How Do You Get a Passive House Certification?
So you want to build a certified Passive House? Of course you do. Who wouldn’t want that?: healthy air, comfortable spaces, resilience against climate change and lower utility bills. What’s not to like? But the next steps after committing to pursue a certified Passive House can be hard to understand, even for practitioners who have been building sustainable homes for years. Below I’ll try and outline the main steps to follow on your road to a successful certified Passive House project.
First, it’s helpful to remember that the term ‘Passive House’ means a couple different things right now in North America. First, ‘Passive House’ is often used to describe an idea or set of techniques. As an idea, ‘Passive House’ has grown rapidly over the past decades as builders, designers and homeowners have sought to design healthier spaces while reducing energy consumption.

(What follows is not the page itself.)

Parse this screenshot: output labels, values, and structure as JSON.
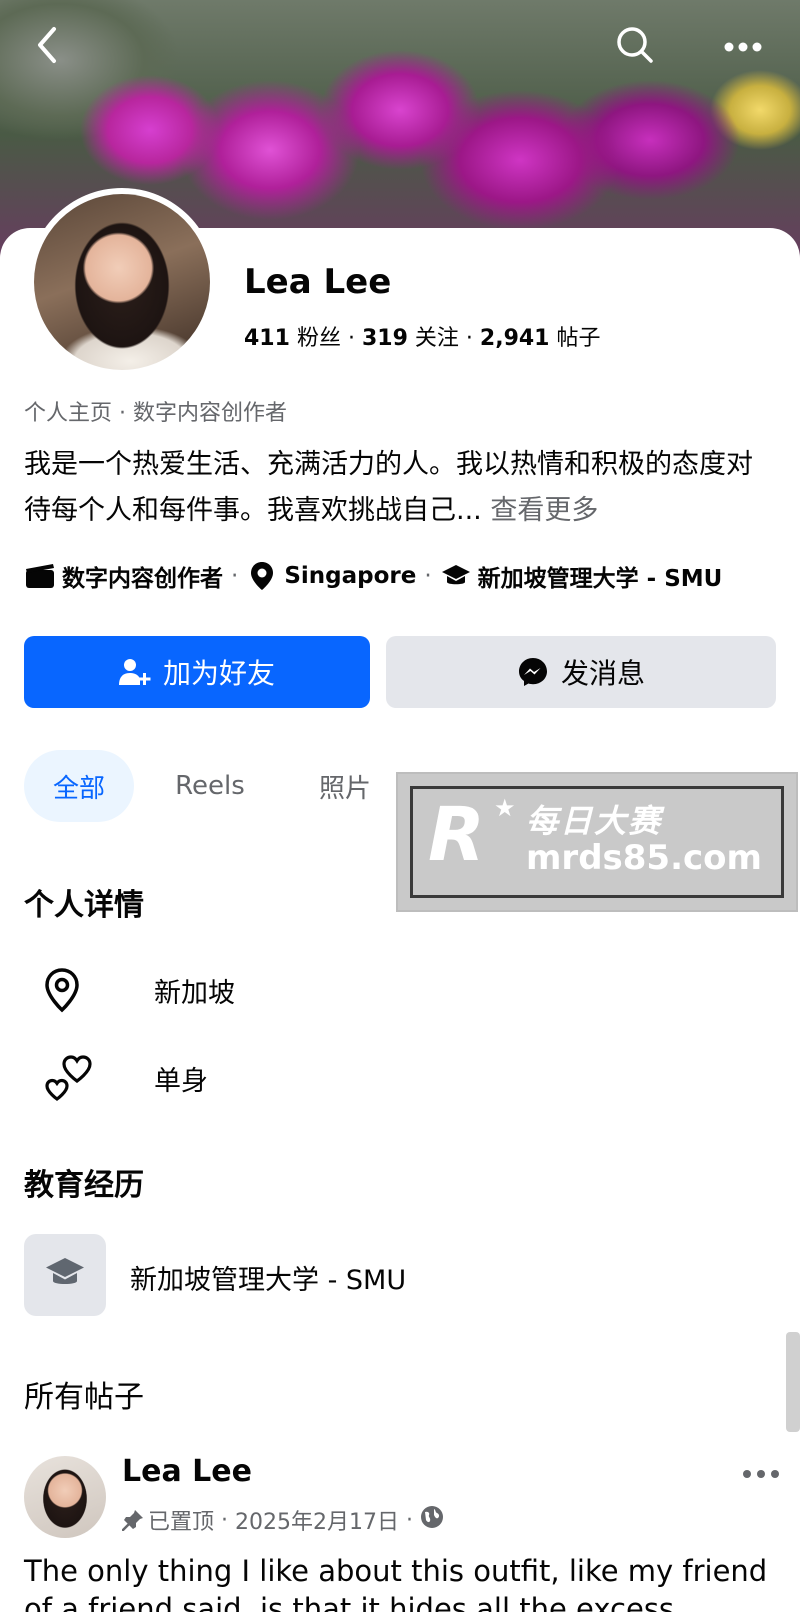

But in addition to being an idea and set of methods for creating better buildings, ‘Passive House’ is also a specific green building certification, similar to LEED, EnergyStar and many other programs that seek to help practitioners design and construct better buildings. As a certification, the Passive House method has gained adherents around the globe but is still a relatively small part of the North American construction sector — though growing quickly. In this article I’ll be mostly talking about the latter notion of Passive House: how do you actually take your building all the way to true certification level, what are the steps along the way and the professionals that are involved, and what are the most common hiccups that might derail your certification process as you proceed from design to construction to finished building?

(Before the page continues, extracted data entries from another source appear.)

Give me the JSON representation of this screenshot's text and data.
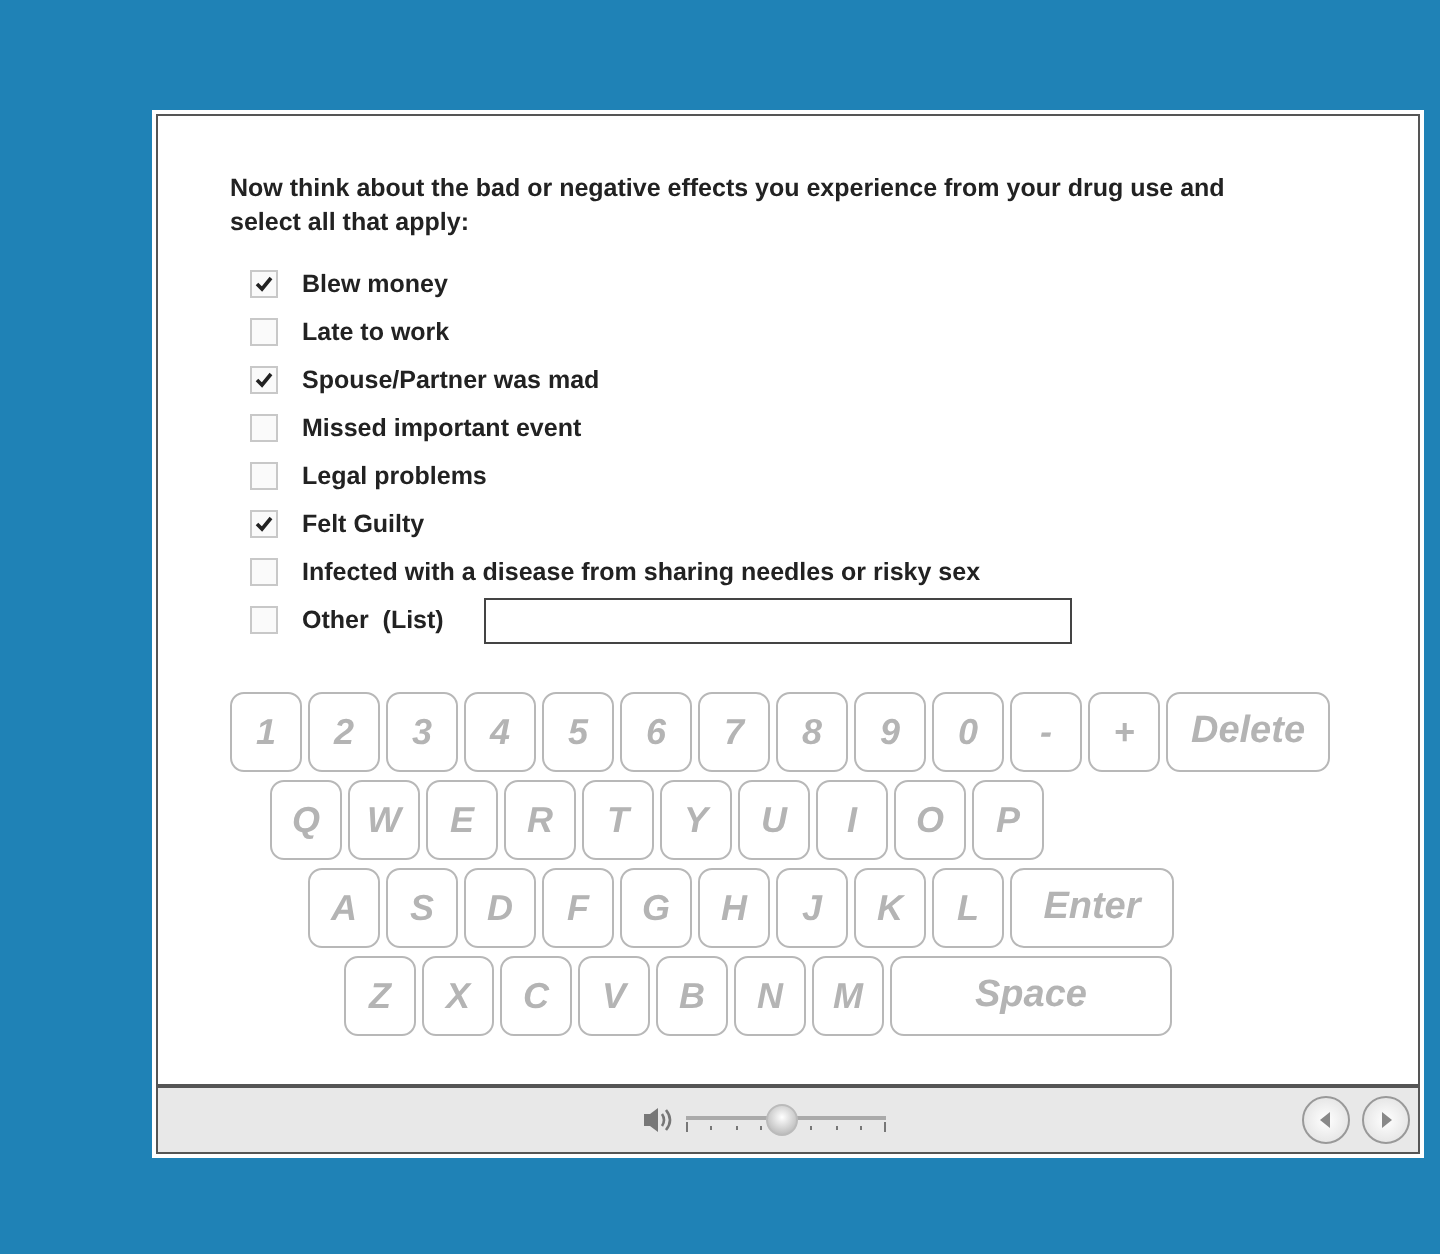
{
  "question": "Now think about the bad or negative effects you experience from your drug use and select all that apply:",
  "options": [
    {
      "label": "Blew money",
      "checked": true
    },
    {
      "label": "Late to work",
      "checked": false
    },
    {
      "label": "Spouse/Partner was mad",
      "checked": true
    },
    {
      "label": "Missed important event",
      "checked": false
    },
    {
      "label": "Legal problems",
      "checked": false
    },
    {
      "label": "Felt Guilty",
      "checked": true
    },
    {
      "label": "Infected with a disease from sharing needles or risky sex",
      "checked": false
    },
    {
      "label": "Other  (List)",
      "checked": false,
      "kind": "with-field"
    }
  ],
  "keyboard": [
    [
      {
        "label": "1"
      },
      {
        "label": "2"
      },
      {
        "label": "3"
      },
      {
        "label": "4"
      },
      {
        "label": "5"
      },
      {
        "label": "6"
      },
      {
        "label": "7"
      },
      {
        "label": "8"
      },
      {
        "label": "9"
      },
      {
        "label": "0"
      },
      {
        "label": "-"
      },
      {
        "label": "+"
      },
      {
        "label": "Delete",
        "kind": "wide"
      }
    ],
    [
      {
        "label": "Q"
      },
      {
        "label": "W"
      },
      {
        "label": "E"
      },
      {
        "label": "R"
      },
      {
        "label": "T"
      },
      {
        "label": "Y"
      },
      {
        "label": "U"
      },
      {
        "label": "I"
      },
      {
        "label": "O"
      },
      {
        "label": "P"
      }
    ],
    [
      {
        "label": "A"
      },
      {
        "label": "S"
      },
      {
        "label": "D"
      },
      {
        "label": "F"
      },
      {
        "label": "G"
      },
      {
        "label": "H"
      },
      {
        "label": "J"
      },
      {
        "label": "K"
      },
      {
        "label": "L"
      },
      {
        "label": "Enter",
        "kind": "wide"
      }
    ],
    [
      {
        "label": "Z"
      },
      {
        "label": "X"
      },
      {
        "label": "C"
      },
      {
        "label": "V"
      },
      {
        "label": "B"
      },
      {
        "label": "N"
      },
      {
        "label": "M"
      },
      {
        "label": "Space",
        "kind": "space"
      }
    ]
  ],
  "volume": {
    "level": 0.48
  }
}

The Road to a Certified Passive House
Step 1: Find your Certified Passive House Designer or Consultant
The first steps to a successful certified Passive House project are largely the same whether you are working on a single family home, a multifamily high rise, a grocery-store, a warehouse or anything in between. The first and most important step is to find a good Certified Passive House Designer or Consultant and fold them into your process as early in the design sequence as possible. These highly trained and knowledgable practitioners have a huge amount of knowledge about the physics of building performance, the particulars of project certification, best practice for your building type or region as well as access to the tools of the trade such as the energy modeling softwares used for certification verification. You will want to rely on this team member early and often to gain an understanding of how your building is performing and whether you are on target for certification.
Important to keep in mind, however, is that just like architects and builders — most Certified Passive House Designers or Consultants will be specialized in one or another building type, region, climate, construction type, or other subset. It’s good practice to ask for proposals from a couple different teams as you decide who to work with and try to find one which will be a good fit for your particular project needs. When thinking about bringing a Passive House professional into your design process, keep in mind a couple of things:
Is the Certified Passive House Designer/Consultant experienced in your project’s type of construction and region?

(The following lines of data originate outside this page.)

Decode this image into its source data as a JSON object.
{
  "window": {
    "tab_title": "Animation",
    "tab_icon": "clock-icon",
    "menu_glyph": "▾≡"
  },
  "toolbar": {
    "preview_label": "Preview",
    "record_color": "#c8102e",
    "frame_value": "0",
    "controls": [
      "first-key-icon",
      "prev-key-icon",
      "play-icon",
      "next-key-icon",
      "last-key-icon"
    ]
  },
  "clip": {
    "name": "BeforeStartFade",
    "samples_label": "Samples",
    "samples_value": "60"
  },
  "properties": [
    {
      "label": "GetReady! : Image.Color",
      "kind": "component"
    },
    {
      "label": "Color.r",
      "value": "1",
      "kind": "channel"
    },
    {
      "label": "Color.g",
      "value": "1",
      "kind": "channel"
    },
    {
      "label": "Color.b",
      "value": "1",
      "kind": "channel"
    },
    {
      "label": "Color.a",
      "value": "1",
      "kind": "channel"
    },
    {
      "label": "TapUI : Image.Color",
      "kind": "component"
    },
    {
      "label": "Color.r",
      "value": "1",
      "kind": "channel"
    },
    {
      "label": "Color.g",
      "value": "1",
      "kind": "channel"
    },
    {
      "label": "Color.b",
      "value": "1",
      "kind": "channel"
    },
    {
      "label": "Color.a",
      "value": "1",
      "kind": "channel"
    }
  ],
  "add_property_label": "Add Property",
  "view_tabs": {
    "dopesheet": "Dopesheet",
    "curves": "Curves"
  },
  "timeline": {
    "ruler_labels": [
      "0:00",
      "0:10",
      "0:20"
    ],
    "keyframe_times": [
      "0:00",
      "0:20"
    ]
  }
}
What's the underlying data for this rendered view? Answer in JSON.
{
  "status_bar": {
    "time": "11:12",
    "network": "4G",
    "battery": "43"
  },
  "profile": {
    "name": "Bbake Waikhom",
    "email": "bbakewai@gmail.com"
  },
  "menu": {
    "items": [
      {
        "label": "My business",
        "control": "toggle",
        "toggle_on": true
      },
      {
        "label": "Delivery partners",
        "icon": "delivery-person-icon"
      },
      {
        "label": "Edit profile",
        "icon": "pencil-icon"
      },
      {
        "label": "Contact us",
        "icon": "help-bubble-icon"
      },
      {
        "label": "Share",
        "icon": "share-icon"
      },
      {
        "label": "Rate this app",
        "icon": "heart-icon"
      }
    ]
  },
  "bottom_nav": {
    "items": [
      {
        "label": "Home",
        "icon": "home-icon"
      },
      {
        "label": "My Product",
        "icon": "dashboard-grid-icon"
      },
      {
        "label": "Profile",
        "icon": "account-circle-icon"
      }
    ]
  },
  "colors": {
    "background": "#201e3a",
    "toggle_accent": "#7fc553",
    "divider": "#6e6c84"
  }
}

How local is the Certified Passive House Designer/Consultant? Will they be able to visit your site regularly? Do you need/want them to or will you be relying on a third-party verifier or rater for site inspections?
How well does the Certified Passive House Designer/Consultant interface with the rest of the team? Do they spend time and care on delivering clear communication documents, drawings, instructions to the team? Will they work well with the contractor and design team?
In our experience, this last point is the most critical. You are going to be folding a new professional into the design and construction process and they must be able to work effectively with the rest of your team. Your Certified Passive House Designer or Consultant should be able to communicate their ideas through drawings and diagrams, review project submittals and documents carefully, be able to interact meaningfully with the on-site construction team, and provide consistent notes and follow up throughout construction—all in addition to being able to craft a careful and accurate energy modeling of the proposed building.
A brief note a Certifications and Qualifications.…
There are two bodies in North American which currently certify Passive House buildings as well as provide training and administer qualifications for professionals — the Passive House Institute (PHI) and the Passive House Institute US (PHIUS). These groups have different standards, targets, software and trainings and issue their own distinct certifications. In the US, PHI certifies professionals as ‘Designers’, though in Canada and Internationally they also have a ‘Consultant’ designation. In the US and Canada, PHIUS certifies Certified Passive House ‘Consultants’ with the acronym ‘CPHC’. In addition to these design-side qualifications, both groups have an expanded set of qualifications available for tradespeople, raters and verifiers who may also be involved in the project depending on the scale or type of building.
Ultimately, it’s up to the owner which of these certifications to pursue and it’s highly recommended to rely on your Certified Passive House Designer or Consultant to help you make that decision. You may also want to discuss it with the other team members (designer, builder) as many of them will have pervious experience in, or a preference for, one or the other certification systems and processes. Both certifications will ultimately yield a very good building though, and owners should rely heavily on the team members to help them make this decision.
What if you want to be your own Passive House Designer? It’s important to point out that it’s not required to hire a third party to do the Passive House modeling and certification — if you are a designer or builder who has gone through the Passive House training and you are comfortable working in the energy model (more on that below) as well as the overall certification process, then there is no need to hire another professional to get involved. That said, it is highly recommended to work closely with an experienced practitioner if it’s your first time, or if the building has levels of complexity beyond what you are normally used to seeing.